Mais novidades... como sabem, optei por não fazer curso de PPP. No entanto, há cerca de duas semanas recebi informações sobre um
curso de massagens para bebés, através de e-learning (sou fã, apoiante e apologista do e-learning e do ensino à distância), uma excelente opção para quem vive em Peniche e está confinada ao repouso forçado... Apesar da data ser muito próxima ao possível nascimento do João, decidi inscrever-me na mesma. Começou este Domingo e a data limite para o acabar é dia 5 de Abril. No entanto, espero acabar a formação até dia 31 de Março! Até agora estou a gostar. É uma área que me interessa tanto em termos pessoais como profissionais e recomendo! Ainda por cima, como é um dos cursos novos, tem um bom desconto!

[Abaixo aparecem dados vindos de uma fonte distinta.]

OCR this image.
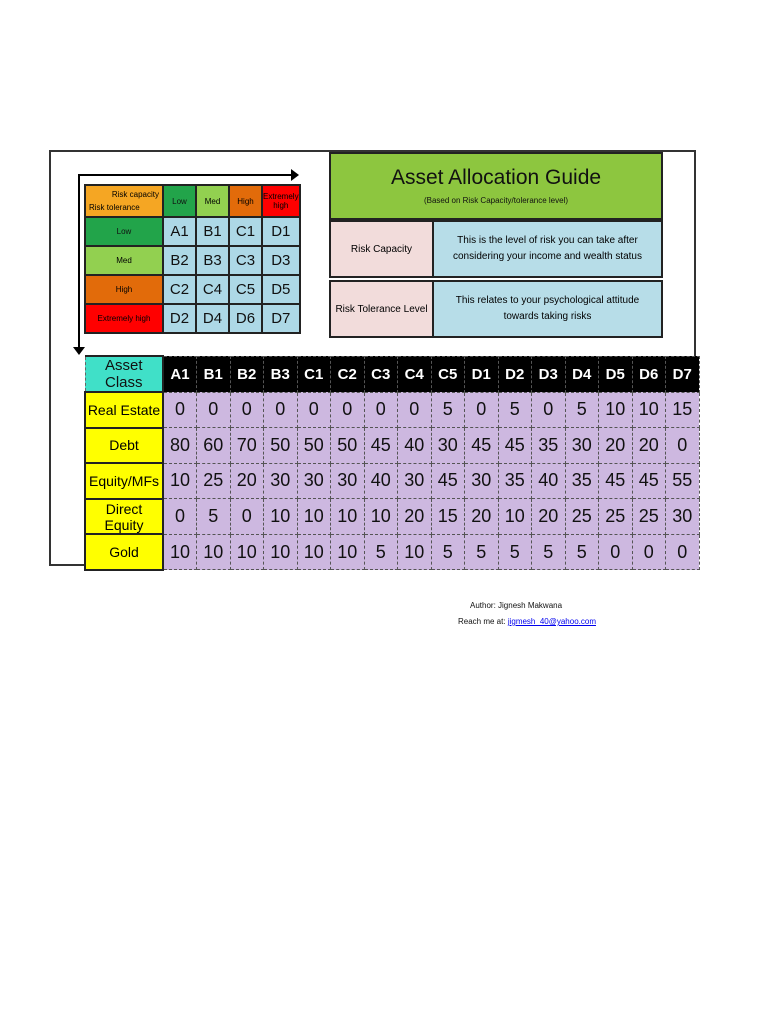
Risk capacity
Risk tolerance	Low	Med	High	Extremely high
Low	A1	B1	C1	D1
Med	B2	B3	C3	D3
High	C2	C4	C5	D5
Extremely high	D2	D4	D6	D7
Asset Allocation Guide
(Based on Risk Capacity/tolerance level)
Risk Capacity
This is the level of risk you can take after considering your income and wealth status
Risk Tolerance Level
This relates to your psychological attitude towards taking risks
Asset Class	A1	B1	B2	B3	C1	C2	C3	C4	C5	D1	D2	D3	D4	D5	D6	D7
Real Estate	0	0	0	0	0	0	0	0	5	0	5	0	5	10	10	15
Debt	80	60	70	50	50	50	45	40	30	45	45	35	30	20	20	0
Equity/MFs	10	25	20	30	30	30	40	30	45	30	35	40	35	45	45	55
Direct Equity	0	5	0	10	10	10	10	20	15	20	10	20	25	25	25	30
Gold	10	10	10	10	10	10	5	10	5	5	5	5	5	0	0	0
Author: Jignesh Makwana
Reach me at: jigmesh_40@yahoo.com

"A massagem ajuda a acalmar o bebé, a regularizar o sono, eliminando as insónias e tensões; previne ou resolve as cólicas e ajuda também a prevenir e diminuir problemas respiratórios como rinite e bronquite; favorece ainda o desenvolvimento psicomotor, e equilibra o bebé física, energética e emocionalmente.
Em Portugal foi formalizado o núcleo português da IAIM em Abril de 2003, com o nome de Associação Portuguesa de Massagem Infantil (APMI). Embora em Portugal a massagem ao bebé possa ainda ser considerada novidade, ela é, na realidade, uma prática bastante comum em alguns países ocidentais (ex. Inglaterra, Países Nórdicos), contando mesmo com a comparticipação da Segurança Social."